Calbur had switched off his light, as a matter of precaution, and his voice came to Bormon from a seemingly far distant point—a voice from out of the darkness, fraught with fantastic suggestion.

"Ships? You say they're building ships? Where?" Bormon asked, his own voice reverberating harshly within the confines of his helmet.

"In a cavern they've blasted out near the south magnetic pole of Mars. You know that's an immense, barren region—lifeless, cold—bordered on the north by impenetrable reed thickets. They need rhodium in large quantities for hull alloys and firing chambers. That's why they're mining it, here on Echo."

"They'll never get it to Mars," Bormon declared quickly. "Every freighter is checked and licensed by the joint governments of Earth and Mars."

"They won't?" Calbur laughed, distantly. "Listen, Neal—every crateful of ore that's dumped into their machine, here on Echo, gets to Mars within a few hours. And it isn't carried by ships, either!"

"You mean—?"

"I didn't get the answer, myself, until I'd been here for some time. You see, Echo is just a gob of metal—mostly magnetite, except for these granules of rhodium—forty miles in diameter, but far from round. Then there's that chasm, a mammoth crack that's gaped open, cutting the planetoid almost in half. The whole thing is magnetic—like a terrestrial lodestone—and there's a mighty potent field of force across that gap in the chasm. The walls are really poles of a bigger magnet than was ever built by Martians or human being. And of what does a big magnet remind you?"

After a moment of thought, Bormon replied, "Cyclotronic action."

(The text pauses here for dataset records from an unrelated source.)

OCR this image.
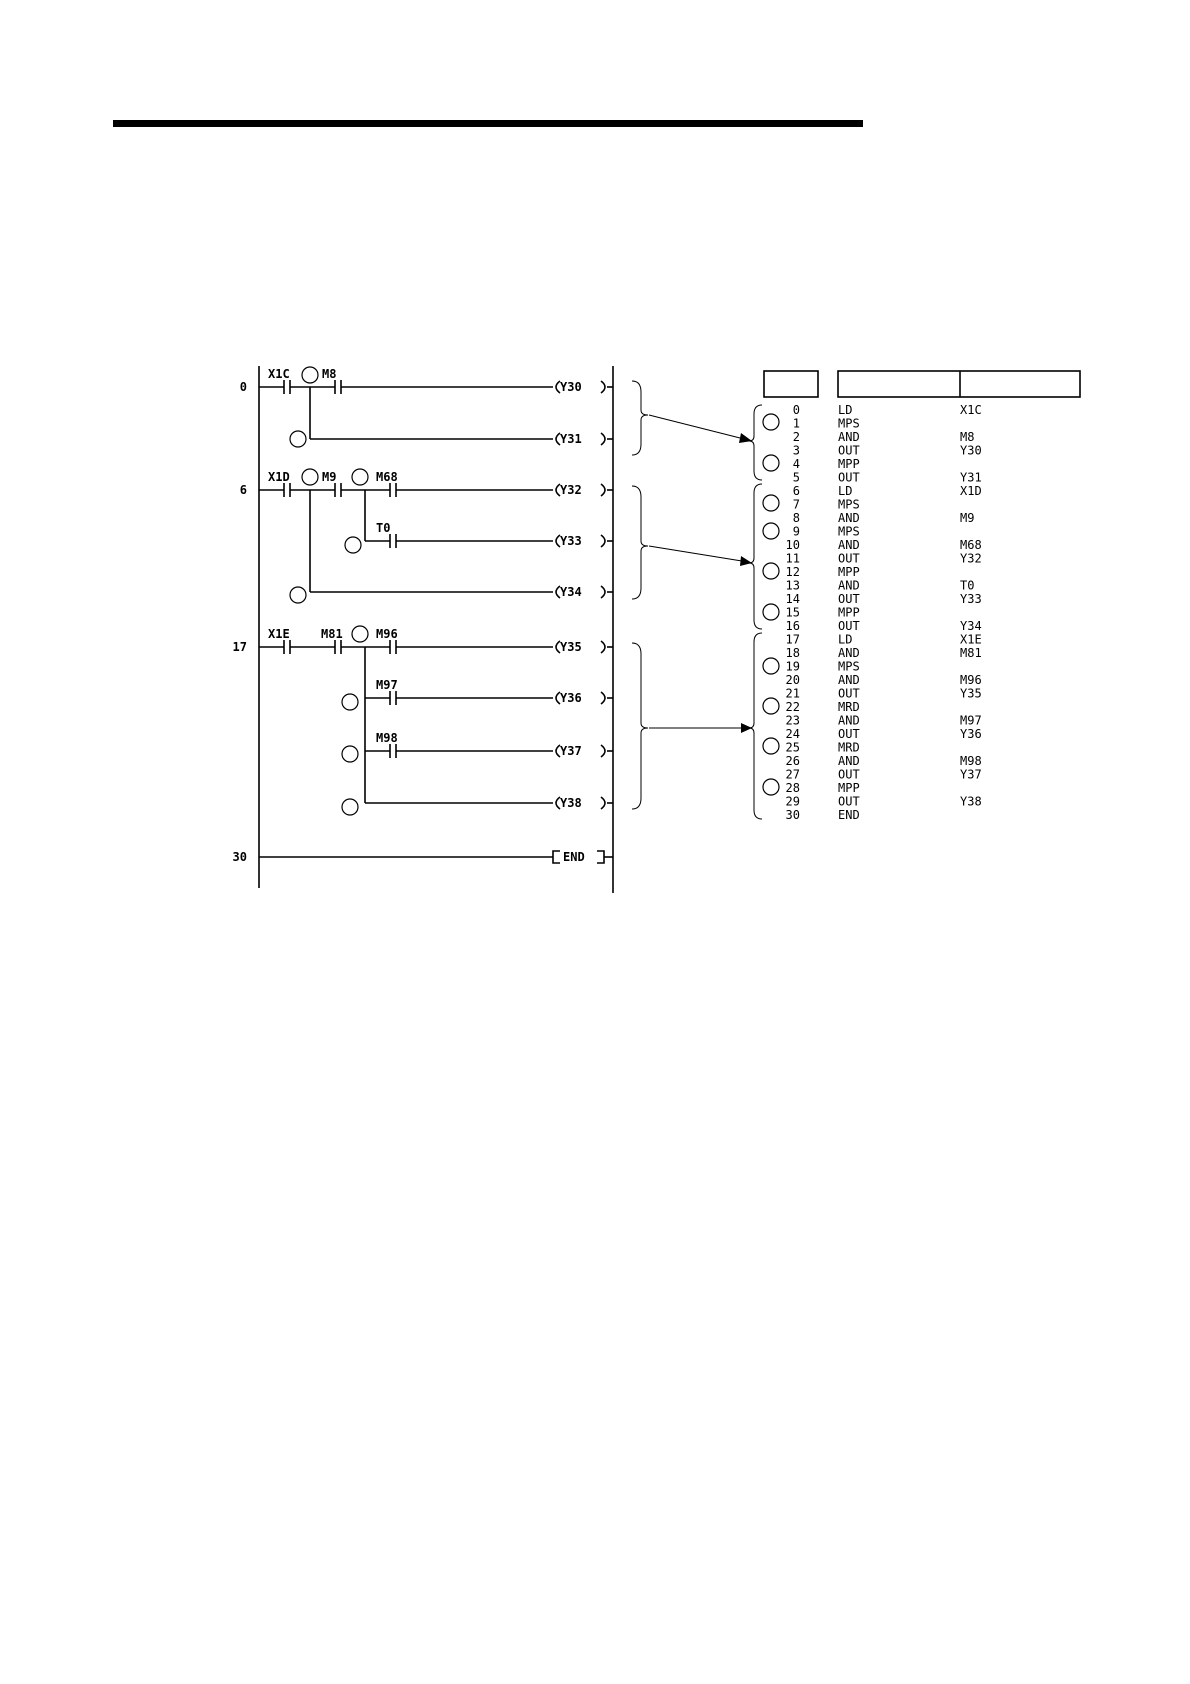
0
6
17
30
X1C	M8
Y30
Y31
X1D	M9	M68
T0
Y32
Y33
Y34
X1E	M81	M96
M97
M98
Y35
Y36
Y37
Y38
END
0	LD	X1C
1	MPS
2	AND	M8
3	OUT	Y30
4	MPP
5	OUT	Y31
6	LD	X1D
7	MPS
8	AND	M9
9	MPS
10	AND	M68
11	OUT	Y32
12	MPP
13	AND	T0
14	OUT	Y33
15	MPP
16	OUT	Y34
17	LD	X1E
18	AND	M81
19	MPS
20	AND	M96
21	OUT	Y35
22	MRD
23	AND	M97
24	OUT	Y36
25	MRD
26	AND	M98
27	OUT	Y37
28	MPP
29	OUT	Y38
30	END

There was a short silence, then Calbur resumed. "These Marts shoot the ore across space to the south magnetic pole of Mars. A ground crew gathers it up and transports it to their underground laboratories. As a prisoner explained it, it was simple; those old-time cyclotrons used to build up the velocity of particles, ions mostly, by whirling them in spiral orbits in a vacuum-enclosed magnetic field. Well, there's a vacuum all around Echo, and clear to Mars. By giving these lumps of ore a static charge, they act just like ions. When the stream of ore comes out of the machine, it passes through a magnetic lens which focuses it like a beam of light on Mars' south pole. And there you have it. Maybe you saw what looked like a streak of light shooting off through the chasm. That's the ore stream. It comes out on the day side of Echo, and so on to Mars. They aim it by turning the whole planetoid."

"Hm-m-m, I understand, now, why it's always dark here—they keep this side of Echo facing away from Mars and the sun."